Desde niño no hacemos más que preguntar y volver a preguntar. Siendo adultos seguimos haciendo preguntas que exceden a cualquier respuesta. Se pregunta: cuál es el sentido de esta vida que embota la mente. Desbordado por las cosas que pierden su evidencia me pregunto: ¿Qué es el hombre?

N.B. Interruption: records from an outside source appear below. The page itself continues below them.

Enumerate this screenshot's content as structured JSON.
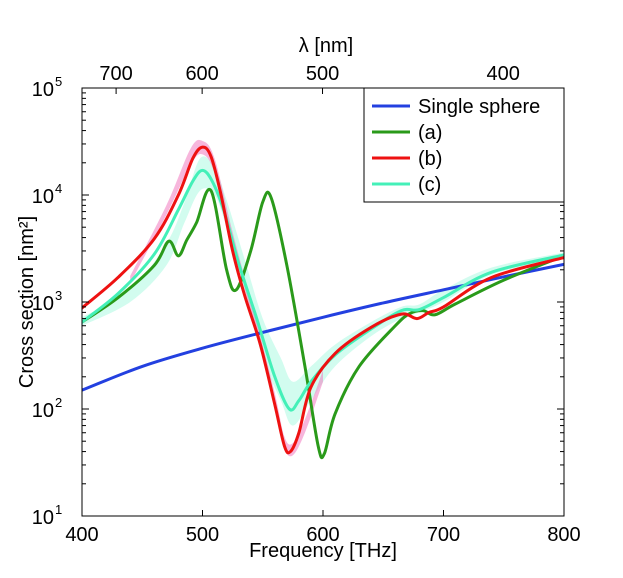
{
  "chart_data": {
    "type": "line",
    "title": "",
    "xlabel": "Frequency [THz]",
    "ylabel": "Cross section [nm²]",
    "top_xlabel": "λ [nm]",
    "xlim": [
      400,
      800
    ],
    "ylim": [
      10,
      100000
    ],
    "yscale": "log",
    "x_ticks": [
      "400",
      "500",
      "600",
      "700",
      "800"
    ],
    "y_ticks": [
      {
        "base": "10",
        "exp": "1"
      },
      {
        "base": "10",
        "exp": "2"
      },
      {
        "base": "10",
        "exp": "3"
      },
      {
        "base": "10",
        "exp": "4"
      },
      {
        "base": "10",
        "exp": "5"
      }
    ],
    "top_ticks": [
      {
        "label": "700",
        "freq": 428.3
      },
      {
        "label": "600",
        "freq": 499.7
      },
      {
        "label": "500",
        "freq": 599.6
      },
      {
        "label": "400",
        "freq": 749.5
      }
    ],
    "legend_position": "top-right",
    "band_c": {
      "x": [
        400,
        440,
        470,
        485,
        498,
        510,
        520,
        535,
        550,
        565,
        575,
        590,
        610,
        640,
        665,
        680,
        700,
        740,
        800
      ],
      "low": [
        600,
        1000,
        2200,
        5500,
        11000,
        10000,
        5000,
        1300,
        300,
        120,
        70,
        120,
        250,
        480,
        700,
        800,
        1000,
        1800,
        2600
      ],
      "high": [
        720,
        1300,
        3500,
        8500,
        22000,
        18000,
        9000,
        2500,
        700,
        300,
        180,
        250,
        400,
        650,
        900,
        950,
        1300,
        2100,
        2900
      ]
    },
    "band_b": {
      "x": [
        440,
        470,
        490,
        500,
        510,
        525,
        545,
        560,
        568,
        575,
        585,
        600
      ],
      "low": [
        1500,
        6500,
        19000,
        24000,
        16000,
        3500,
        500,
        100,
        43,
        37,
        60,
        180
      ],
      "high": [
        1750,
        8000,
        27000,
        32000,
        22000,
        4500,
        650,
        140,
        55,
        48,
        80,
        230
      ]
    },
    "series": [
      {
        "name": "Single sphere",
        "color": "#2340e0",
        "x": [
          400,
          450,
          500,
          550,
          600,
          650,
          700,
          750,
          800
        ],
        "y": [
          150,
          250,
          370,
          520,
          720,
          980,
          1300,
          1720,
          2250
        ]
      },
      {
        "name": "(a)",
        "color": "#2a9a1a",
        "x": [
          400,
          430,
          460,
          472,
          480,
          487,
          495,
          507,
          520,
          528,
          540,
          550,
          557,
          570,
          585,
          596,
          601,
          610,
          630,
          660,
          672,
          683,
          693,
          710,
          750,
          800
        ],
        "y": [
          650,
          1100,
          2200,
          3700,
          2700,
          3800,
          5500,
          11000,
          2000,
          1300,
          3000,
          8600,
          9400,
          2200,
          250,
          45,
          38,
          90,
          250,
          600,
          780,
          830,
          760,
          960,
          1600,
          2700
        ]
      },
      {
        "name": "(b)",
        "color": "#ee1111",
        "x": [
          400,
          430,
          460,
          480,
          492,
          500,
          507,
          515,
          525,
          535,
          548,
          560,
          568,
          573,
          580,
          590,
          610,
          640,
          665,
          678,
          688,
          700,
          740,
          800
        ],
        "y": [
          880,
          1700,
          3900,
          10000,
          22000,
          28000,
          23000,
          10500,
          3000,
          1150,
          400,
          110,
          45,
          40,
          60,
          160,
          330,
          580,
          770,
          700,
          800,
          900,
          1700,
          2600
        ]
      },
      {
        "name": "(c)",
        "color": "#44f0b8",
        "x": [
          400,
          430,
          460,
          480,
          492,
          500,
          508,
          518,
          530,
          545,
          560,
          572,
          580,
          590,
          610,
          640,
          665,
          680,
          700,
          740,
          800
        ],
        "y": [
          650,
          1200,
          2800,
          7300,
          13500,
          17000,
          13500,
          7000,
          2300,
          700,
          200,
          100,
          120,
          180,
          320,
          560,
          830,
          850,
          1100,
          1900,
          2750
        ]
      }
    ]
  }
}
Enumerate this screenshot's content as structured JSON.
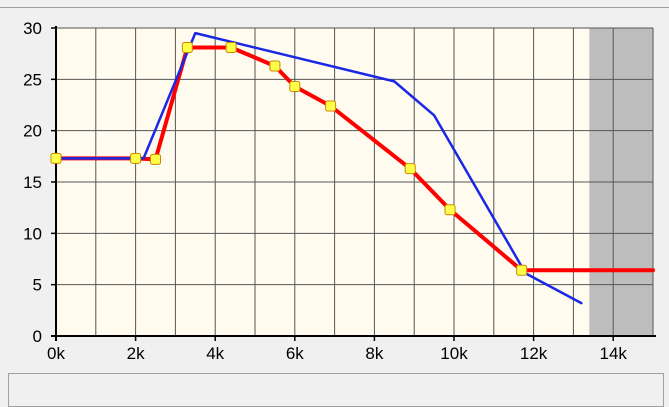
{
  "chart_data": {
    "type": "line",
    "xlim": [
      0,
      15
    ],
    "ylim": [
      0,
      30
    ],
    "x_ticks": [
      {
        "value": 0,
        "label": "0k"
      },
      {
        "value": 2,
        "label": "2k"
      },
      {
        "value": 4,
        "label": "4k"
      },
      {
        "value": 6,
        "label": "6k"
      },
      {
        "value": 8,
        "label": "8k"
      },
      {
        "value": 10,
        "label": "10k"
      },
      {
        "value": 12,
        "label": "12k"
      },
      {
        "value": 14,
        "label": "14k"
      }
    ],
    "y_ticks": [
      {
        "value": 0,
        "label": "0"
      },
      {
        "value": 5,
        "label": "5"
      },
      {
        "value": 10,
        "label": "10"
      },
      {
        "value": 15,
        "label": "15"
      },
      {
        "value": 20,
        "label": "20"
      },
      {
        "value": 25,
        "label": "25"
      },
      {
        "value": 30,
        "label": "30"
      }
    ],
    "grid": true,
    "shaded_region": {
      "from": 13.4,
      "to": 15
    },
    "series": [
      {
        "color": "#ff0000",
        "points": [
          [
            0,
            17.3
          ],
          [
            2.0,
            17.3
          ],
          [
            2.5,
            17.2
          ],
          [
            3.3,
            28.1
          ],
          [
            4.4,
            28.1
          ],
          [
            5.5,
            26.3
          ],
          [
            6.0,
            24.3
          ],
          [
            6.9,
            22.4
          ],
          [
            8.9,
            16.3
          ],
          [
            9.9,
            12.3
          ],
          [
            11.7,
            6.4
          ],
          [
            15.0,
            6.4
          ]
        ]
      },
      {
        "color": "#1a28e6",
        "points": [
          [
            0,
            17.3
          ],
          [
            2.2,
            17.3
          ],
          [
            3.5,
            29.5
          ],
          [
            8.5,
            24.8
          ],
          [
            9.5,
            21.5
          ],
          [
            11.8,
            6.1
          ],
          [
            13.2,
            3.2
          ]
        ]
      }
    ],
    "markers": [
      [
        0,
        17.3
      ],
      [
        2.0,
        17.3
      ],
      [
        2.5,
        17.2
      ],
      [
        3.3,
        28.1
      ],
      [
        4.4,
        28.1
      ],
      [
        5.5,
        26.3
      ],
      [
        6.0,
        24.3
      ],
      [
        6.9,
        22.4
      ],
      [
        8.9,
        16.3
      ],
      [
        9.9,
        12.3
      ],
      [
        11.7,
        6.4
      ]
    ]
  }
}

Hastiado por los discursos políticos, sin respuesta, he salido a caminar por plazas y mercados. Observando los movimientos de las gentes y escuchando los pregones de los vendedores ambulantes, se me acercó un muchachito. Tendría cinco años, vestía harapos y en el hombro llevaba una bandeja llena de ramitos de flores. Con voz temblorosa y débil, como si fuera parte de una herencia de largos sufrimientos, pidió que le comprara unas flores. Muchos pasaban deprisa mirando de reojo al pobre chiquillo. Lo observé. Sus ojitos negros oscurecidos por la miseria escondían un tesoro, el niño de luz que llevaba dentro, apagado por la pobreza. Su boca me pareció una cicatriz abierta en un pecho herido. Y pensé: así es la humanidad llagada. Sonaba una música que aburría más que alegraba. Su cuerpo parecía un rosal marchito entre frescas plantas verdes. Le sonreí entre amargura y lágrimas, mientras. un batallón de niños de países que yo había visitado, pasaba por mi mente y corazón. Tras su aspecto se escondía la tragedia de los pobres representada perpetuamente en el escenario de la vida. Al hablarle con palabras amables, se mostró amistoso como si hubiera encontrado protección y seguridad. Le hice una compra y lo abracé. Estaba sonriente. Al despedirme sentí su mirada asombrada y agradecida. Era la respuesta de un alma herida por las desventuras.